Looped & Recursive Laguna-XS.2

looped Laguna

Two experiments squeezing more out of poolside/Laguna-XS.2 (33B total / 3B active, 256-expert MoE): one at inference time, one by shrinking the weights.

1. Training-free looped transformer

We turn Laguna into a looped transformer at inference time, re-applying a mid-stack block of layers with a damped Runge–Kutta update, following Chen et al. 2026, Training-Free Looped Transformers. No training, no new weights, no architecture change.

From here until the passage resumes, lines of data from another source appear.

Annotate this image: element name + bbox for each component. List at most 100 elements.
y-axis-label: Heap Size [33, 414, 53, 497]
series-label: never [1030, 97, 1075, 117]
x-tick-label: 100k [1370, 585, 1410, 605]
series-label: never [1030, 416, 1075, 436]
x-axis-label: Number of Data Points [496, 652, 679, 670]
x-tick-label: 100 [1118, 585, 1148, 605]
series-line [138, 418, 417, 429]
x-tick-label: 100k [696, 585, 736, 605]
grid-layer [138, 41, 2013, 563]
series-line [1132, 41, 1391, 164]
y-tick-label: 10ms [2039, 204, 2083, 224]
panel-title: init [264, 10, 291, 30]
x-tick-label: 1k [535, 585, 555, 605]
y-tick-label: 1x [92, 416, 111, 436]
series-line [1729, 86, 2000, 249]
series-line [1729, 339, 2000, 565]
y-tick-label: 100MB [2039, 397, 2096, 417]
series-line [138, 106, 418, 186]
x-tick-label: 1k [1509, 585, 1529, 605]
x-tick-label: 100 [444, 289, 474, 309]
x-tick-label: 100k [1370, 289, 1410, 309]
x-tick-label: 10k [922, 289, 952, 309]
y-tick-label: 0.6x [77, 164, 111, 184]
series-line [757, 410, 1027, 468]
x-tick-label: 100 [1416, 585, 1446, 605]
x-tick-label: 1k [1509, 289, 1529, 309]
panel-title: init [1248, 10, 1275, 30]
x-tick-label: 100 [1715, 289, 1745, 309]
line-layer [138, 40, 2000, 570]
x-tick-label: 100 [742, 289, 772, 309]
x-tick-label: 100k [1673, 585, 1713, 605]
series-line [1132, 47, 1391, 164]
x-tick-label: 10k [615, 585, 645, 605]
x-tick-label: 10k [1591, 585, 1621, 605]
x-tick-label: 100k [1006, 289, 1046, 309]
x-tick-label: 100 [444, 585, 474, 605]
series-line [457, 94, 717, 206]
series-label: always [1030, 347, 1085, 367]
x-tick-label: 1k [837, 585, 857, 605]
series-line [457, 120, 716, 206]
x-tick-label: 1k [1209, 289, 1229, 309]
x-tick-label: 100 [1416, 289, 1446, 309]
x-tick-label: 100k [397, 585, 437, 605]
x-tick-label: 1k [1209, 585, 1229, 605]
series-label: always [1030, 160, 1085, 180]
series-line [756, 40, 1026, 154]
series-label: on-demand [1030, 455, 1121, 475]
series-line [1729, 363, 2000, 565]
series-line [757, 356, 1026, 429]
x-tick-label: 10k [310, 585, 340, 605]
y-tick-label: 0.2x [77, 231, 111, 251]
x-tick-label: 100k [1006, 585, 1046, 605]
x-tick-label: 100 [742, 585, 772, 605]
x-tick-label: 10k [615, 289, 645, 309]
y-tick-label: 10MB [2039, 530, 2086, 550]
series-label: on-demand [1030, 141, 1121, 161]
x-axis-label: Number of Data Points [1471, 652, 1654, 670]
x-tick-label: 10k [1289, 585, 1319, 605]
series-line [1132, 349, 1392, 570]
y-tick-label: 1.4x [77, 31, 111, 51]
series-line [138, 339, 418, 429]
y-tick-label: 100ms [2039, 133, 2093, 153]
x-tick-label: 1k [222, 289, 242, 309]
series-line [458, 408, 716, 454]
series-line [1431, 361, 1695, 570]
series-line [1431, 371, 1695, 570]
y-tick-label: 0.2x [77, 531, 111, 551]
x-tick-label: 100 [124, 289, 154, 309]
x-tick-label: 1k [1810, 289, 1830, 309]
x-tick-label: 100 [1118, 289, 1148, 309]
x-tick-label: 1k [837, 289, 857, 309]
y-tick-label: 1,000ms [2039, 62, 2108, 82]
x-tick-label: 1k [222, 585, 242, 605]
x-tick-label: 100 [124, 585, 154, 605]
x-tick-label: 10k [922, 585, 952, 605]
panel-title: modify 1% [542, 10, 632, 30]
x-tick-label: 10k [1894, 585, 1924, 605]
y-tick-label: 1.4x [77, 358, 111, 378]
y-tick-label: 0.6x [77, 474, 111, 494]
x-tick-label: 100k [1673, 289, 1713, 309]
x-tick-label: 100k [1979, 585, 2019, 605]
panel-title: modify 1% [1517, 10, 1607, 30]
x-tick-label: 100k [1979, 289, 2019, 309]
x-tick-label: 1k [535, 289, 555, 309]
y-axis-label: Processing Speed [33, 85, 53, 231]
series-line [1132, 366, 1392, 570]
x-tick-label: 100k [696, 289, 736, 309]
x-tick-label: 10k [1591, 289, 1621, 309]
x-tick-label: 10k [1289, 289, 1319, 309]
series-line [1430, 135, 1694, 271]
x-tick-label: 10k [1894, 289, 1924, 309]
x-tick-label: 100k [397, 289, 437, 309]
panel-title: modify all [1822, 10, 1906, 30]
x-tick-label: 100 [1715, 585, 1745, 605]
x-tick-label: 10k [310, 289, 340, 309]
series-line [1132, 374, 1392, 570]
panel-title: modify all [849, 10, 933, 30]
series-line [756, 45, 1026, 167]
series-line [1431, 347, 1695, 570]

Headline: it transfers to a large fine-grained MoE and gives a small but consistent gain: positive on 5 of 6 knowledge benchmarks, significant on ARC (p=0.005) and MMLU (p=0.038). But the intuitive levers to improve it (loop deeper, loop the global-attention layers) mostly don't pan out. It's a local refiner, not a reasoning amplifier.

per-task forest plot

📄 Full report → REPORT_LOOPED.md: method, K-sweep, the refuted global-vs-sliding hypothesis, mechanism probes, and all numbers.

2. Relaxed Recursive Transformer

Tying MoE expert banks across layers to shrink the model, then uptraining with an LM loss + KD distillation from the full model (Bae et al., 2025). Inference compute is unchanged, cost paid once in training. The reference method was only tried on dense models; this applies it to a large MoE.

Headline: distillation recovers large tying perturbations: at 4.5–9.1% fewer stored params, held-out Python perplexity lands within ~1 point of a matched reference, and that gap stays roughly constant as compression grows.

recovery gap across configurations

📄 Full report → REPORT_RRT.md: method, setup, per-config gaps, and limitations.


Code & setup

uv sync
uv run python scripts/fetch_laguna_src.py   # pull model source (no weights)
uv run pytest                               # CPU suite (skips network/gpu)

Full method, GPU run instructions, and results are in the reports above.